Bianca rieselte ein eigenartiger Schauer über den Rücken. Ihr wurde innerlich warm, sogar heiß. Bevor sie etwas antworten konnte, war er im kleinen Weihnachtsladen verschwunden, gefolgt von der Kinderschar, die ihn zuvor umgeben hatte. Seltsam, dachte Bianca. Sie sah ihm noch nach, obwohl sie ihn nicht mehr sehen konnte. Das kleine Päckchen in der Hand stand sie irgendwie verloren da. Bianca schüttelte energisch den Kopf, steckte das Päckchen in die Manteltasche, nahm ihre Einkaufssäcke und beeilte sich, so rasch als möglich zur U-Bahnstation zu kommen.

 

Völlig erledigt und müde eilte sie nach Hause. Sie suchte in der Tasche nach dem Eingangsschlüssel.

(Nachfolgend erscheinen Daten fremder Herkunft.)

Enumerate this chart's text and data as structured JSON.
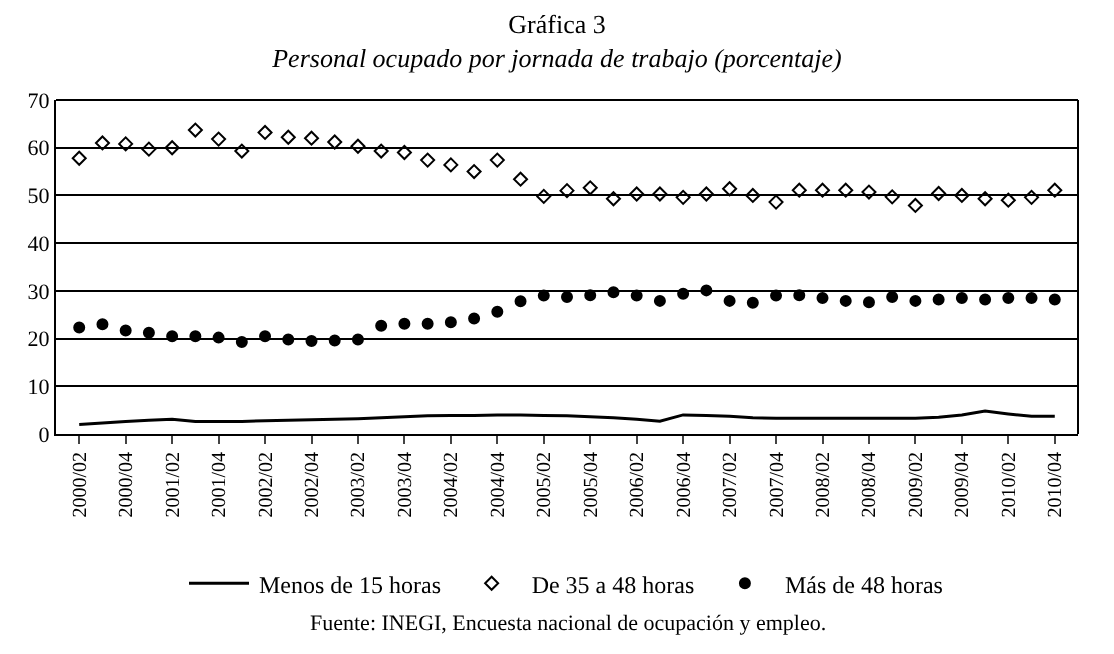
{
  "chart_data": {
    "type": "line",
    "title": "Gráfica 3",
    "subtitle": "Personal ocupado por jornada de trabajo (porcentaje)",
    "categories": [
      "2000/02",
      null,
      "2000/04",
      null,
      "2001/02",
      null,
      "2001/04",
      null,
      "2002/02",
      null,
      "2002/04",
      null,
      "2003/02",
      null,
      "2003/04",
      null,
      "2004/02",
      null,
      "2004/04",
      null,
      "2005/02",
      null,
      "2005/04",
      null,
      "2006/02",
      null,
      "2006/04",
      null,
      "2007/02",
      null,
      "2007/04",
      null,
      "2008/02",
      null,
      "2008/04",
      null,
      "2009/02",
      null,
      "2009/04",
      null,
      "2010/02",
      null,
      "2010/04"
    ],
    "ylim": [
      0,
      70
    ],
    "yticks": [
      0,
      10,
      20,
      30,
      40,
      50,
      60,
      70
    ],
    "grid": "y",
    "legend": "bottom",
    "series": [
      {
        "name": "Menos de 15 horas",
        "marker": "none",
        "line_style": "solid",
        "color": "#000000",
        "values": [
          2.0,
          2.3,
          2.6,
          2.9,
          3.1,
          2.6,
          2.6,
          2.6,
          2.8,
          2.9,
          3.0,
          3.1,
          3.2,
          3.4,
          3.6,
          3.8,
          3.9,
          3.9,
          4.0,
          4.0,
          3.9,
          3.8,
          3.6,
          3.4,
          3.1,
          2.7,
          4.0,
          3.9,
          3.7,
          3.4,
          3.3,
          3.3,
          3.3,
          3.3,
          3.3,
          3.3,
          3.3,
          3.5,
          4.0,
          4.8,
          4.2,
          3.7,
          3.7
        ]
      },
      {
        "name": "De 35 a 48 horas",
        "type": "scatter",
        "marker": "diamond",
        "color": "#000000",
        "values": [
          57.8,
          61.0,
          60.8,
          59.7,
          60.0,
          63.7,
          61.8,
          59.3,
          63.2,
          62.2,
          62.0,
          61.2,
          60.3,
          59.3,
          59.0,
          57.4,
          56.4,
          55.0,
          57.4,
          53.4,
          49.8,
          51.0,
          51.6,
          49.3,
          50.3,
          50.3,
          49.6,
          50.3,
          51.4,
          50.0,
          48.6,
          51.1,
          51.1,
          51.1,
          50.7,
          49.7,
          47.9,
          50.4,
          50.0,
          49.3,
          49.0,
          49.6,
          51.1
        ]
      },
      {
        "name": "Más de 48 horas",
        "type": "scatter",
        "marker": "circle",
        "color": "#000000",
        "values": [
          22.3,
          23.0,
          21.7,
          21.2,
          20.5,
          20.5,
          20.2,
          19.3,
          20.5,
          19.8,
          19.5,
          19.6,
          19.8,
          22.7,
          23.1,
          23.1,
          23.4,
          24.2,
          25.6,
          27.8,
          29.0,
          28.7,
          29.1,
          29.7,
          29.0,
          27.9,
          29.4,
          30.1,
          27.9,
          27.5,
          29.0,
          29.1,
          28.5,
          27.9,
          27.6,
          28.7,
          27.9,
          28.2,
          28.5,
          28.2,
          28.5,
          28.5,
          28.2
        ]
      }
    ],
    "annotations": [
      "Fuente: INEGI, Encuesta nacional de ocupación y empleo."
    ]
  }
}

„Bianca, mein Schatz, hallo.“

Wie vom Blitz getroffen erstarrte sie. Vor dem Hauseingang stand Tobias’ Vater, Professor Stefan Wolf, der sie wie eine heiße Kartoffel hatte fallen lassen, als er von ihrer Schwangerschaft erfahren hatte.

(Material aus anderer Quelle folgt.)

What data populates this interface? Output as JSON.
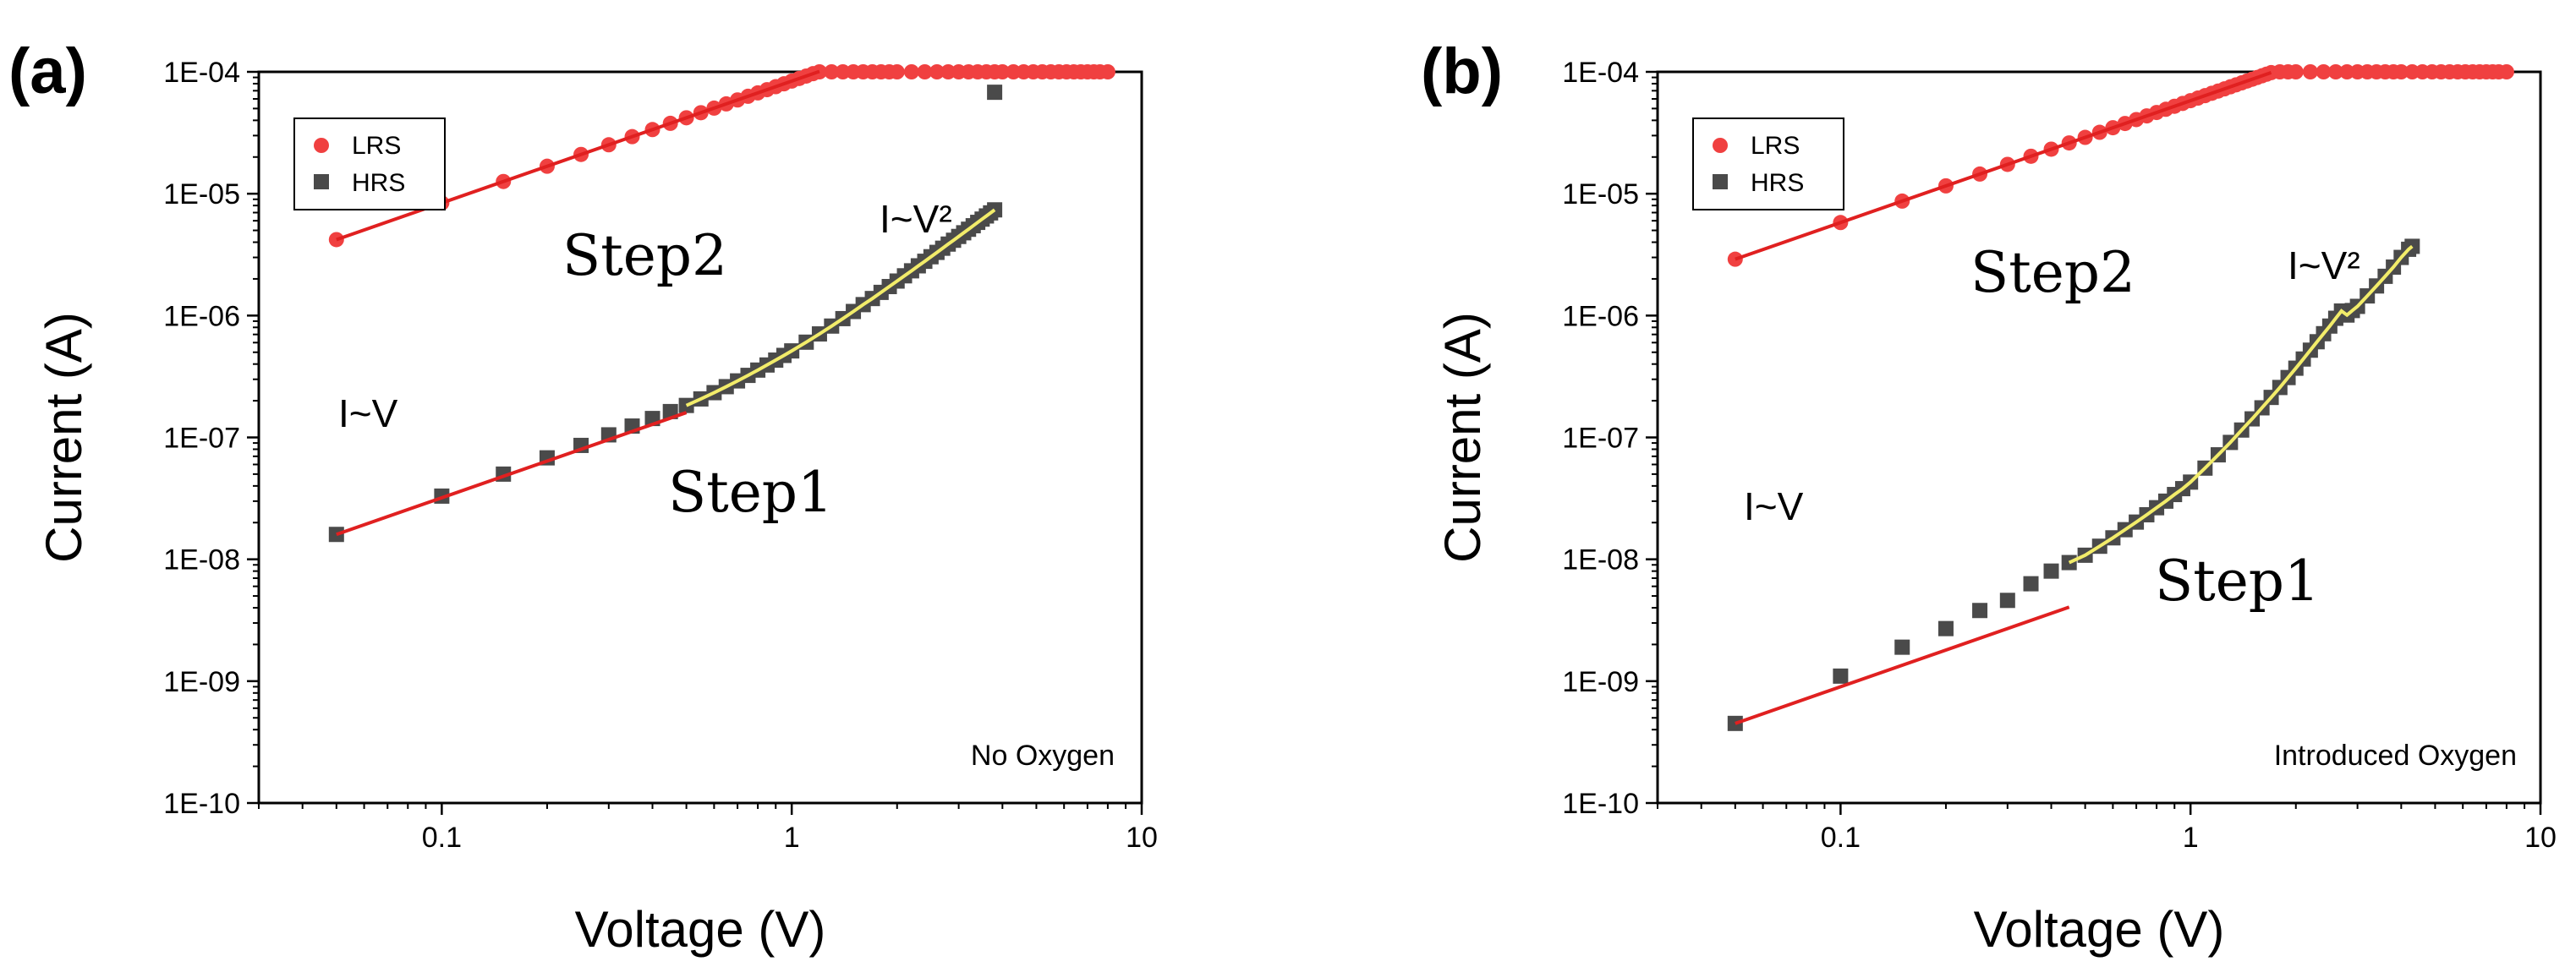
{
  "chart_data": [
    {
      "type": "scatter",
      "panel_label": "(a)",
      "xlabel": "Voltage (V)",
      "ylabel": "Current (A)",
      "xscale": "log",
      "yscale": "log",
      "xlim": [
        0.03,
        10
      ],
      "ylim": [
        1e-10,
        0.0001
      ],
      "x_ticks": [
        0.1,
        1,
        10
      ],
      "x_tick_labels": [
        "0.1",
        "1",
        "10"
      ],
      "y_ticks": [
        1e-10,
        1e-09,
        1e-08,
        1e-07,
        1e-06,
        1e-05,
        0.0001
      ],
      "y_tick_labels": [
        "1E-10",
        "1E-09",
        "1E-08",
        "1E-07",
        "1E-06",
        "1E-05",
        "1E-04"
      ],
      "legend": {
        "position": "top-left",
        "entries": [
          "LRS",
          "HRS"
        ]
      },
      "condition_label": "No Oxygen",
      "annotations": {
        "step2": "Step2",
        "step1": "Step1",
        "ohmic": "I~V",
        "sclc": "I~V²"
      },
      "colors": {
        "lrs": "#f04040",
        "hrs": "#4a4a4a",
        "fit_linear": "#e02020",
        "fit_sclc": "#f2ec6a"
      },
      "series": [
        {
          "name": "LRS",
          "marker": "circle",
          "x": [
            0.05,
            0.1,
            0.15,
            0.2,
            0.25,
            0.3,
            0.35,
            0.4,
            0.45,
            0.5,
            0.55,
            0.6,
            0.65,
            0.7,
            0.75,
            0.8,
            0.85,
            0.9,
            0.95,
            1.0,
            1.05,
            1.1,
            1.15,
            1.2,
            1.3,
            1.4,
            1.5,
            1.6,
            1.7,
            1.8,
            1.9,
            2.0,
            2.2,
            2.4,
            2.6,
            2.8,
            3.0,
            3.2,
            3.4,
            3.6,
            3.8,
            4.0,
            4.3,
            4.6,
            4.9,
            5.2,
            5.5,
            5.8,
            6.1,
            6.4,
            6.7,
            7.0,
            7.3,
            7.6,
            8.0
          ],
          "y": [
            4.2e-06,
            8.4e-06,
            1.26e-05,
            1.68e-05,
            2.1e-05,
            2.52e-05,
            2.94e-05,
            3.36e-05,
            3.78e-05,
            4.2e-05,
            4.62e-05,
            5.04e-05,
            5.46e-05,
            5.88e-05,
            6.3e-05,
            6.72e-05,
            7.14e-05,
            7.56e-05,
            7.98e-05,
            8.4e-05,
            8.82e-05,
            9.24e-05,
            9.66e-05,
            0.0001,
            0.0001,
            0.0001,
            0.0001,
            0.0001,
            0.0001,
            0.0001,
            0.0001,
            0.0001,
            0.0001,
            0.0001,
            0.0001,
            0.0001,
            0.0001,
            0.0001,
            0.0001,
            0.0001,
            0.0001,
            0.0001,
            0.0001,
            0.0001,
            0.0001,
            0.0001,
            0.0001,
            0.0001,
            0.0001,
            0.0001,
            0.0001,
            0.0001,
            0.0001,
            0.0001,
            0.0001
          ]
        },
        {
          "name": "HRS",
          "marker": "square",
          "x": [
            0.05,
            0.1,
            0.15,
            0.2,
            0.25,
            0.3,
            0.35,
            0.4,
            0.45,
            0.5,
            0.55,
            0.6,
            0.65,
            0.7,
            0.75,
            0.8,
            0.85,
            0.9,
            0.95,
            1.0,
            1.1,
            1.2,
            1.3,
            1.4,
            1.5,
            1.6,
            1.7,
            1.8,
            1.9,
            2.0,
            2.1,
            2.2,
            2.3,
            2.4,
            2.5,
            2.6,
            2.7,
            2.8,
            2.9,
            3.0,
            3.1,
            3.2,
            3.3,
            3.4,
            3.5,
            3.6,
            3.7,
            3.8,
            3.8
          ],
          "y": [
            1.6e-08,
            3.3e-08,
            5e-08,
            6.8e-08,
            8.6e-08,
            1.05e-07,
            1.24e-07,
            1.43e-07,
            1.63e-07,
            1.83e-07,
            2.07e-07,
            2.33e-07,
            2.61e-07,
            2.91e-07,
            3.23e-07,
            3.57e-07,
            3.93e-07,
            4.31e-07,
            4.71e-07,
            5.13e-07,
            6.05e-07,
            7.07e-07,
            8.2e-07,
            9.44e-07,
            1.08e-06,
            1.23e-06,
            1.38e-06,
            1.55e-06,
            1.73e-06,
            1.92e-06,
            2.12e-06,
            2.33e-06,
            2.56e-06,
            2.79e-06,
            3.04e-06,
            3.3e-06,
            3.57e-06,
            3.86e-06,
            4.15e-06,
            4.46e-06,
            4.78e-06,
            5.11e-06,
            5.46e-06,
            5.82e-06,
            6.19e-06,
            6.57e-06,
            6.96e-06,
            7.37e-06,
            6.8e-05
          ]
        }
      ],
      "fits": [
        {
          "name": "LRS linear fit",
          "x_range": [
            0.05,
            1.2
          ],
          "y_at_start": 4.2e-06,
          "slope": 1
        },
        {
          "name": "HRS ohmic fit",
          "x_range": [
            0.05,
            0.5
          ],
          "y_at_start": 1.6e-08,
          "slope": 1
        },
        {
          "name": "HRS SCLC fit",
          "x_range": [
            0.5,
            3.8
          ],
          "y_at_start": 1.83e-07
        }
      ]
    },
    {
      "type": "scatter",
      "panel_label": "(b)",
      "xlabel": "Voltage (V)",
      "ylabel": "Current (A)",
      "xscale": "log",
      "yscale": "log",
      "xlim": [
        0.03,
        10
      ],
      "ylim": [
        1e-10,
        0.0001
      ],
      "x_ticks": [
        0.1,
        1,
        10
      ],
      "x_tick_labels": [
        "0.1",
        "1",
        "10"
      ],
      "y_ticks": [
        1e-10,
        1e-09,
        1e-08,
        1e-07,
        1e-06,
        1e-05,
        0.0001
      ],
      "y_tick_labels": [
        "1E-10",
        "1E-09",
        "1E-08",
        "1E-07",
        "1E-06",
        "1E-05",
        "1E-04"
      ],
      "legend": {
        "position": "top-left",
        "entries": [
          "LRS",
          "HRS"
        ]
      },
      "condition_label": "Introduced Oxygen",
      "annotations": {
        "step2": "Step2",
        "step1": "Step1",
        "ohmic": "I~V",
        "sclc": "I~V²"
      },
      "colors": {
        "lrs": "#f04040",
        "hrs": "#4a4a4a",
        "fit_linear": "#e02020",
        "fit_sclc": "#f2ec6a"
      },
      "series": [
        {
          "name": "LRS",
          "marker": "circle",
          "x": [
            0.05,
            0.1,
            0.15,
            0.2,
            0.25,
            0.3,
            0.35,
            0.4,
            0.45,
            0.5,
            0.55,
            0.6,
            0.65,
            0.7,
            0.75,
            0.8,
            0.85,
            0.9,
            0.95,
            1.0,
            1.05,
            1.1,
            1.15,
            1.2,
            1.25,
            1.3,
            1.35,
            1.4,
            1.45,
            1.5,
            1.55,
            1.6,
            1.65,
            1.7,
            1.8,
            1.9,
            2.0,
            2.2,
            2.4,
            2.6,
            2.8,
            3.0,
            3.2,
            3.4,
            3.6,
            3.8,
            4.0,
            4.3,
            4.6,
            4.9,
            5.2,
            5.5,
            5.8,
            6.1,
            6.4,
            6.7,
            7.0,
            7.3,
            7.6,
            8.0
          ],
          "y": [
            2.9e-06,
            5.8e-06,
            8.7e-06,
            1.16e-05,
            1.45e-05,
            1.74e-05,
            2.03e-05,
            2.32e-05,
            2.61e-05,
            2.9e-05,
            3.19e-05,
            3.48e-05,
            3.77e-05,
            4.06e-05,
            4.35e-05,
            4.64e-05,
            4.93e-05,
            5.22e-05,
            5.51e-05,
            5.8e-05,
            6.09e-05,
            6.38e-05,
            6.67e-05,
            6.96e-05,
            7.25e-05,
            7.54e-05,
            7.83e-05,
            8.12e-05,
            8.41e-05,
            8.7e-05,
            8.99e-05,
            9.28e-05,
            9.57e-05,
            9.86e-05,
            0.0001,
            0.0001,
            0.0001,
            0.0001,
            0.0001,
            0.0001,
            0.0001,
            0.0001,
            0.0001,
            0.0001,
            0.0001,
            0.0001,
            0.0001,
            0.0001,
            0.0001,
            0.0001,
            0.0001,
            0.0001,
            0.0001,
            0.0001,
            0.0001,
            0.0001,
            0.0001,
            0.0001,
            0.0001,
            0.0001
          ]
        },
        {
          "name": "HRS",
          "marker": "square",
          "x": [
            0.05,
            0.1,
            0.15,
            0.2,
            0.25,
            0.3,
            0.35,
            0.4,
            0.45,
            0.5,
            0.55,
            0.6,
            0.65,
            0.7,
            0.75,
            0.8,
            0.85,
            0.9,
            0.95,
            1.0,
            1.1,
            1.2,
            1.3,
            1.4,
            1.5,
            1.6,
            1.7,
            1.8,
            1.9,
            2.0,
            2.1,
            2.2,
            2.3,
            2.4,
            2.5,
            2.6,
            2.7,
            2.8,
            2.9,
            3.0,
            3.2,
            3.4,
            3.6,
            3.8,
            4.0,
            4.2,
            4.3
          ],
          "y": [
            4.5e-10,
            1.1e-09,
            1.9e-09,
            2.7e-09,
            3.8e-09,
            4.6e-09,
            6.3e-09,
            8e-09,
            9.4e-09,
            1.08e-08,
            1.28e-08,
            1.5e-08,
            1.75e-08,
            2.02e-08,
            2.32e-08,
            2.65e-08,
            3e-08,
            3.4e-08,
            3.8e-08,
            4.3e-08,
            5.6e-08,
            7.2e-08,
            9.1e-08,
            1.15e-07,
            1.42e-07,
            1.75e-07,
            2.13e-07,
            2.57e-07,
            3.1e-07,
            3.7e-07,
            4.4e-07,
            5.2e-07,
            6.1e-07,
            7.1e-07,
            8.2e-07,
            9.5e-07,
            1.09e-06,
            1.01e-06,
            1.1e-06,
            1.19e-06,
            1.45e-06,
            1.75e-06,
            2.1e-06,
            2.5e-06,
            3e-06,
            3.5e-06,
            3.7e-06
          ]
        }
      ],
      "fits": [
        {
          "name": "LRS linear fit",
          "x_range": [
            0.05,
            1.7
          ],
          "y_at_start": 2.9e-06,
          "slope": 1
        },
        {
          "name": "HRS ohmic fit",
          "x_range": [
            0.05,
            0.45
          ],
          "y_at_start": 4.5e-10,
          "slope": 1
        },
        {
          "name": "HRS SCLC fit",
          "x_range": [
            0.45,
            4.3
          ],
          "y_at_start": 9.4e-09
        }
      ]
    }
  ]
}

„Was willst du?“ Sie presste die Worte aus ihrem Mund und ihre Augen verfinsterten sich zu Schlitzen. Stefan war der letzte Mensch auf der Welt, den sie sehen wollte. Nach all dem, was er ihr angetan hatte, wollte sie nur noch, dass er verschwand.

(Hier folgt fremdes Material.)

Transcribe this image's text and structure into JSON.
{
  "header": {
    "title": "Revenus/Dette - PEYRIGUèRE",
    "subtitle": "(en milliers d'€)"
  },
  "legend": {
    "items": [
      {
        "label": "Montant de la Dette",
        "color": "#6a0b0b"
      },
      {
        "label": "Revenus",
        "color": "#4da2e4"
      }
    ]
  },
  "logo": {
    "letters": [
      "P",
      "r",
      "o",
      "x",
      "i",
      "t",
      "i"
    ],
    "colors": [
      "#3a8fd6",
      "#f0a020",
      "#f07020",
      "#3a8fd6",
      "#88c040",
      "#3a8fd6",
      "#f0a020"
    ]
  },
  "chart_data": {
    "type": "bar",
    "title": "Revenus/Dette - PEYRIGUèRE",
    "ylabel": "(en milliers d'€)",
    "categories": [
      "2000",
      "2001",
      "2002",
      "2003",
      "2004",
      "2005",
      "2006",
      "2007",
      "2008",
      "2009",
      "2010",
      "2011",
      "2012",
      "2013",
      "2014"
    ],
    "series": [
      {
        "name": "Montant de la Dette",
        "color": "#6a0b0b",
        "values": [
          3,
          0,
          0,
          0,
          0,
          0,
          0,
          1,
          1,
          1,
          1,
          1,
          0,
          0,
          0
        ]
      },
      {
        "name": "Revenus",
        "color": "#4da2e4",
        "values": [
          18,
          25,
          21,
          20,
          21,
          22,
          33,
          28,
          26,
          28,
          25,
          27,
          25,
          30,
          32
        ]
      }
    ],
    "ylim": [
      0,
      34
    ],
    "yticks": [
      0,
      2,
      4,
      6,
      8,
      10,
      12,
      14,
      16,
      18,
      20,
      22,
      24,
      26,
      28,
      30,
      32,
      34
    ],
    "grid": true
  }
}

„Kannst du dir das nicht denken? Du fehlst mir und ich möchte mein Kind kennenlernen? Ich weiß nicht einmal ob es ein Mädchen oder ein Junge ist.“

„Verschwinde, auf der Stelle! Such dir deinesgleichen!“

„Na, na“, er machte einen bedrohlichen Schritt auf sie zu. „Schatz, wir hatten doch eine wunderschöne Zeit, die willst du doch nicht einfach wegwerfen?“

„Baha, welche Zeit? Wir waren einmal im Bett! Und? Für beide ein One-Night-Stand, zwar mit Folgen, aber trotzdem nicht mehr! Ich möchte dich nur daran erinnern, dass du es warst, der seine Ehe wegen einer wie mir nicht gefährden wollte. Weggeworfen hast du uns, damals, gleich nachdem ich dir erzählt habe, dass unsere gemeinsame Nacht nicht ohne Folgen geblieben war!“ Bianca kochte innerlich vor Wut. Und diesen Mann hatte sie einmal bewundert, angehimmelt und vielleicht sogar geliebt. Zumindest war sie in eine Vorstellung verbliebt gewesen, die sich dann in Rauch aufgelöst hatte. Ihr Professor, der Schwarm aller Studentinnen, der kollegiale, sympathische Kerl hatte sie aus all den anderen herausgekoren und ihre Liebe erhört. Na ja, das ist jetzt auch übertrieben, stellte sie zerknirscht fest, er hatte sie um den Finger gewickelt, um sie in die Federn zu bekommen. Das war ihm ja gelungen und bei ihr hatte er sich nicht einmal sonderlich anstrengen müssen.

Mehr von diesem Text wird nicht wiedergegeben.